AC3 and Infinite aren’t just set in the U.S., they’re immersed in it. Up to their virtual noses. AC3 is mythic in its scope of engagement with Revolutionary America. It draws on the iconography of colonialism, the American Revolution, and the frontier, but also the brutality of Anglo-Native conflict and the enslavement of Africans and African-Americans. Because I have not yet played the game, I cannot say definitively what AC3 ultimately does with this American iconographic lexicon, but the trailers give us a pretty good idea.

The AC3 launch trailer, in particular, is profoundly anti-Exceptionalist in its presentation of both colonists and Redcoats in favor of the protagonist, Connor, who admittedly chooses to side with the rebels in the Revolution. At first glance, this would seem to indicate a patriotic stance on the part of the game’s narrative; however, the opening sequence – “When I was five, they came to my village…they took our land, slaughtered my mother. But they made one mistake. They left me alive” – mimics a more “typical” American sentiment. The mustached colonist in fact parrots the American view of Native peoples from the eighteenth and nineteenth centuries: “You are a nothing, living in the dirt like animals.”

Certainly, by setting the game in the Revolutionary period – rather than the later period of Westward expansion so characterized by the brutality of American military and colonial forces against the Native peoples – helps to mitigate the seeming criticism of the ideology of American Exceptionalism, but the tenor of the player-character’s narration reminds us implicitly of the exploitative treatment of Native Americans by the government, the white people, and the law in later centuries.

Even the most recent multiplayer trailer, the subject of some debate due to its disproportionate levels of violence against women, raises a few unanswered questions about the exploitation not only of Native peoples, but, in the line, “the blood-soaked cotton found on the Virginian plantation,” of African slaves, as well.

In short, while AC3 does follow a narrative trajectory that parallels the fight for colonial freedom from the oppression of the British Empire, it does so through a character and through settings that specifically emphasize that America itself would later become an agent of the same imperial exceptionalism that characterized British occupation.

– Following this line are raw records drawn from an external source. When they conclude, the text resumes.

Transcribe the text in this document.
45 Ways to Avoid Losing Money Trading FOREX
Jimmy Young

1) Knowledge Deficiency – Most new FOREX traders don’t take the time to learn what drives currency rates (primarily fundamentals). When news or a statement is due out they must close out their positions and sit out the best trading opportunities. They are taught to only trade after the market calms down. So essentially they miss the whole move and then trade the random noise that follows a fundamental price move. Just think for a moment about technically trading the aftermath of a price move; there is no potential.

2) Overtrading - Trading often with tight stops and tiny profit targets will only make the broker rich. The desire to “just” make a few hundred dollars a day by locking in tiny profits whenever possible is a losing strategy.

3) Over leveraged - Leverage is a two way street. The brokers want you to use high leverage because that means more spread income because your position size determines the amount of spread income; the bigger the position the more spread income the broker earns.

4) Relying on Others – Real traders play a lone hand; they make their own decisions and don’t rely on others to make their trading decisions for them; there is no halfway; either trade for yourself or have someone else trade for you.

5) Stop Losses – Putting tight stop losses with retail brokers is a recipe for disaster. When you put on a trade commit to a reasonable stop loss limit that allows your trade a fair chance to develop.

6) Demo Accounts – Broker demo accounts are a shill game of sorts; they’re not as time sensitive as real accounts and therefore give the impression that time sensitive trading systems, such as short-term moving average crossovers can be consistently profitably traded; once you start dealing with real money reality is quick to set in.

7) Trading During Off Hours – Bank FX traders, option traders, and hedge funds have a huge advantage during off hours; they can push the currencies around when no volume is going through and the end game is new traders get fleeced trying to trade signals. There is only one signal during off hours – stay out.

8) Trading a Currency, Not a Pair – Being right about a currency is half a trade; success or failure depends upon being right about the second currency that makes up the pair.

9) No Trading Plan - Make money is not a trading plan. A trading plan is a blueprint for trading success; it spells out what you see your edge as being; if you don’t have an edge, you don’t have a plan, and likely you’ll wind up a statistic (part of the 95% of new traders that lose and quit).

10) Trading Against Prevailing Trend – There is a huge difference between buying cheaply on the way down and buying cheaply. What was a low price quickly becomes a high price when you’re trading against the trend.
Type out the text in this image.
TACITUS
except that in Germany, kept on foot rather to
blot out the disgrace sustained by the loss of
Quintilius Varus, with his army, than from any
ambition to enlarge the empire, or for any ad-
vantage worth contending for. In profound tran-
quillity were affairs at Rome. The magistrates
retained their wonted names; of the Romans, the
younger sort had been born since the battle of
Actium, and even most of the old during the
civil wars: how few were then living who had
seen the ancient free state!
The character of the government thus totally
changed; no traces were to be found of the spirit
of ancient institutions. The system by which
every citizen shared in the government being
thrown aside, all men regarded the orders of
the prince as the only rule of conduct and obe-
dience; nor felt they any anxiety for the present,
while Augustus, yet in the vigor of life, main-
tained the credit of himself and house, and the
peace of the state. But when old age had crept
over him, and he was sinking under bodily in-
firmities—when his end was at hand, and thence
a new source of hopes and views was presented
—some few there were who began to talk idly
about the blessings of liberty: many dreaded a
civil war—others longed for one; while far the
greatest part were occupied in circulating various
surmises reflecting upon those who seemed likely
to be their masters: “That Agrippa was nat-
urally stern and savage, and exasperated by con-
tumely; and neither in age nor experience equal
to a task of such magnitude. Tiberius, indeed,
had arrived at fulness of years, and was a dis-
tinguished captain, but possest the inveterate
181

If anything, Bioshock Infinite is even more explicit. Even the title of its trailer, “The Beast of America,” indicates the deliberate vilification of the American ethos as brutish and exploitative. The powerful tones of the rock spiritual – also titled “Beast of America,” and containing the line “We are free in the land of America. We ain’t goin’ down like this” – that plays throughout the trailer emphasizes the incongruity of the red-white-and-blue bunting that appears everywhere in the game’s footage. The iconography of “freedom” so often promoted by American Exceptionalism is warped in Infinite’s Columbia, genetically and mechanically modified into unquestionable monstrosity. The beast of America.

The key question here is “Why have both AC3 and Infinite chosen this historical moment to explode American Exceptionalism?”

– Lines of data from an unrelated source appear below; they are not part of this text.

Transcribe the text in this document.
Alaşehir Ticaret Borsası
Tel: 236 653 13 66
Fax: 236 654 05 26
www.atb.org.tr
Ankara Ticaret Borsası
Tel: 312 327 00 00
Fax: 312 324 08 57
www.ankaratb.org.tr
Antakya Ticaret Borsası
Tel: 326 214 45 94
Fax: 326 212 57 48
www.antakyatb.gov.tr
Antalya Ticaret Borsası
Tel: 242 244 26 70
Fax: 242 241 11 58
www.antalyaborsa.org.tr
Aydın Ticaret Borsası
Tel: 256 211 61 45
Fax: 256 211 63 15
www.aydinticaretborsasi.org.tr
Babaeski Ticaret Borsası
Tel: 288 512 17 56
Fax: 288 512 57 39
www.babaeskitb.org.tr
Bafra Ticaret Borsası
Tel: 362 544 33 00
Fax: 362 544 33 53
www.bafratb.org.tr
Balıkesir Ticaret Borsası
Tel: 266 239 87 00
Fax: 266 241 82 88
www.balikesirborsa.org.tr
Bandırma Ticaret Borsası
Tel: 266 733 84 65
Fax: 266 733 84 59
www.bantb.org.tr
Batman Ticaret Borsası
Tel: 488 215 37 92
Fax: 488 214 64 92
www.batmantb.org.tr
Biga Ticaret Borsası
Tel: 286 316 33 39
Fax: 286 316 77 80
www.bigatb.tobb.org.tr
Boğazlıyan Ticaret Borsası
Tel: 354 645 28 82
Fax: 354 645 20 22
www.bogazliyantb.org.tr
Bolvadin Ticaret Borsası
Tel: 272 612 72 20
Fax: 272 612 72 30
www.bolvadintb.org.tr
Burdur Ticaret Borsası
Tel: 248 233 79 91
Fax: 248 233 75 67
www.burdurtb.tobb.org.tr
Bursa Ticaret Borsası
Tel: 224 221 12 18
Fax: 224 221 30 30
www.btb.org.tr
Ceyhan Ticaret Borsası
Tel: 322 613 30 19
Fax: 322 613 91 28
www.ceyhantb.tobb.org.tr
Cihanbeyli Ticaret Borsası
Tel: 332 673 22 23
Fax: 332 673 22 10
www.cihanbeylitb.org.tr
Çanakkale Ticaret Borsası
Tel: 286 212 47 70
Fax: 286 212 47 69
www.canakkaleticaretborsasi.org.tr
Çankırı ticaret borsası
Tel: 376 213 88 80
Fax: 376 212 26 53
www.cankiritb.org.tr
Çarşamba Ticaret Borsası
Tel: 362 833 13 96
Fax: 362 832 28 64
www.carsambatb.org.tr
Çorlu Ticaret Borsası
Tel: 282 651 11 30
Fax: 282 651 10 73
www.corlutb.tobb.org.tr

Both games have been in development (to a greater or lesser degree) for the last three to five years. They have been built by men and women who lived through 9/11, the Iraq and Afghanistan Wars, the stock market implosion, the implementation of increased limitations on immigration, the Occupy movement, and the election first of George W. Bush and then of the first African-American president of the United States.

They have seen the American Dream crumble in the fingers of friends and family, but they also seem to have some measure of hope that our country is not yet – either socially or politically – beyond redemption. After all, neither game is about hopelessness – both are about hope. Hope that the Revolution will bring renewed freedom to the colonies. Hope that we can, as in a fairy tale, save the girl and live happily ever after – life, liberty, and the pursuit of happiness.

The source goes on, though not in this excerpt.